Each agent response has:

  • 4 LLM API requests — exceeding this returns HTTP 429 (the battle continues but the agent can no longer call the LLM)
  • 4-minute timeout per response
  • 10 CPUs, 1 GB RAM
  • No internet access

Fair Play

  • No hardcoded scenario exploits — agents must generalize. The private leaderboard uses entirely unseen scenarios.
  • No sandbox escape or attempts to access other teams' code or interfere with evaluation infrastructure.
  • No reverse-engineering or probing the evaluation harness (as opposed to the defender agent).
  • Crashes and timeouts count as a loss for the agent that caused them; the match is not counted for the opponent.

Submissions

  • Teams may submit as often as they like. Only the latest passing submission is active.
  • If a submission fails prerequisite checks (syntax errors, crashes, or defender failing the normal-user test within 3 attempts), the team's last valid submission is used instead.

Troubleshooting

Python 3.14 error: PyO3's maximum supported version is 3.13 — use Python 3.12 or 3.13.
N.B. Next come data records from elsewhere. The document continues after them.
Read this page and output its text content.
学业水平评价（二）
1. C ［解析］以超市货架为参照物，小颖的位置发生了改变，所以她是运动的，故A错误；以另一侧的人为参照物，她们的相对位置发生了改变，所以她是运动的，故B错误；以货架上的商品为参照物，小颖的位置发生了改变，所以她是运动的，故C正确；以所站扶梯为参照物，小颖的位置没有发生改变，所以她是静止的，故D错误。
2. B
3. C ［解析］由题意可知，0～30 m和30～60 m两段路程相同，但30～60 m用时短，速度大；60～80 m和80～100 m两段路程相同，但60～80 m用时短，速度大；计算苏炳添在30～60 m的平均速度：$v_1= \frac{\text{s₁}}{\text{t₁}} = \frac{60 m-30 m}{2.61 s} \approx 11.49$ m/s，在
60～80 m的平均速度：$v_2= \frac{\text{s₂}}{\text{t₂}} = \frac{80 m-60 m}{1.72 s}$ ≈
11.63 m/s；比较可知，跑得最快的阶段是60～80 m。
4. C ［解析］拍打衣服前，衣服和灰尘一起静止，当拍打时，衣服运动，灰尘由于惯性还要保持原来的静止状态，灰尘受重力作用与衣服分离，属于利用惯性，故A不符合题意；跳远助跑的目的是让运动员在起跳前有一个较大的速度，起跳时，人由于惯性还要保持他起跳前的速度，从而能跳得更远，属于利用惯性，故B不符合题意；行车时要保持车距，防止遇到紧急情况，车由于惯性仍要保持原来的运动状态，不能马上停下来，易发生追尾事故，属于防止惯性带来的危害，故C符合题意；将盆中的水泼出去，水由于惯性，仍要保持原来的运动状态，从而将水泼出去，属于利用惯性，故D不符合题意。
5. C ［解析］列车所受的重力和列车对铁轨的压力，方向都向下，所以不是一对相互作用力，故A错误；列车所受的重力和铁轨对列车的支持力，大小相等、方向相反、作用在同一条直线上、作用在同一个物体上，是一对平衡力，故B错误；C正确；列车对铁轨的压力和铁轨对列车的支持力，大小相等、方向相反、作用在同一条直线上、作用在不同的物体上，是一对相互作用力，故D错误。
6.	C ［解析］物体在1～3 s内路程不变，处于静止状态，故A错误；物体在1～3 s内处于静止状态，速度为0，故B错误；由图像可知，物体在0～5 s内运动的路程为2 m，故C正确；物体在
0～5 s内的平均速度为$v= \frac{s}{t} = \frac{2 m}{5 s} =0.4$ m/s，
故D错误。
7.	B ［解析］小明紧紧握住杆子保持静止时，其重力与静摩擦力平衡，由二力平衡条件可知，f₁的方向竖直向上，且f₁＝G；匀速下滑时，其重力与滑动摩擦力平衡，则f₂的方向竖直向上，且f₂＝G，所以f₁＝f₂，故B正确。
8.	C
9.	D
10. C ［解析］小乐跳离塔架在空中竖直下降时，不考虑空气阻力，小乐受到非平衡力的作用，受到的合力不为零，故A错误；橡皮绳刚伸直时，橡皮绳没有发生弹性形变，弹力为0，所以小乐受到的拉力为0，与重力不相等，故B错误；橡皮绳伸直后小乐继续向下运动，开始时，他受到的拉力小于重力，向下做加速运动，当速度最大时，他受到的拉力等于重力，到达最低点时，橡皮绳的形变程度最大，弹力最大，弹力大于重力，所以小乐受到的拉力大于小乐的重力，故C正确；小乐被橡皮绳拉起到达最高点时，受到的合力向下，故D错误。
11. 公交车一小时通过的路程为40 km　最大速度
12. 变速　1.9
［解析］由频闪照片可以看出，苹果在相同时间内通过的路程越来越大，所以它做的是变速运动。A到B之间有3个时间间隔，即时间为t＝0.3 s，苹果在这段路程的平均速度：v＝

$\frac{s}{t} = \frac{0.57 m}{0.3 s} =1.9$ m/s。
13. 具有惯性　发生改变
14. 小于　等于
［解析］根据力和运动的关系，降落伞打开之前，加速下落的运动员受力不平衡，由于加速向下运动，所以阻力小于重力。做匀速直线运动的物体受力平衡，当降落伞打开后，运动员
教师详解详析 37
Normal user test fails: Your defender may be over-refusing. Ensure it responds helpfully to legitimate requests in the expected output format. A defender that blocks everything is useless.

Agent not receiving context: Run with --show-logs and check that your agent parses the JSON context correctly.

Test battle fails in CI: Make sure OPENAI_API_KEY and OPENAI_BASE_URL secrets are set in your repo. The inference endpoint must be reachable from GitHub Actions runners.

vLLM fails with Error 803: unsupported display driver / cuda driver combination: The CUDA toolkit inside the vLLM Docker image is newer than your host NVIDIA driver supports. Run nvidia-smi to check your driver's supported CUDA version, then update your NVIDIA driver: sudo apt-get update && sudo apt-get install -y nvidia-driver-570 && sudo reboot. Also make sure you're using the vllm/vllm-openai:gptoss image tag rather than latest.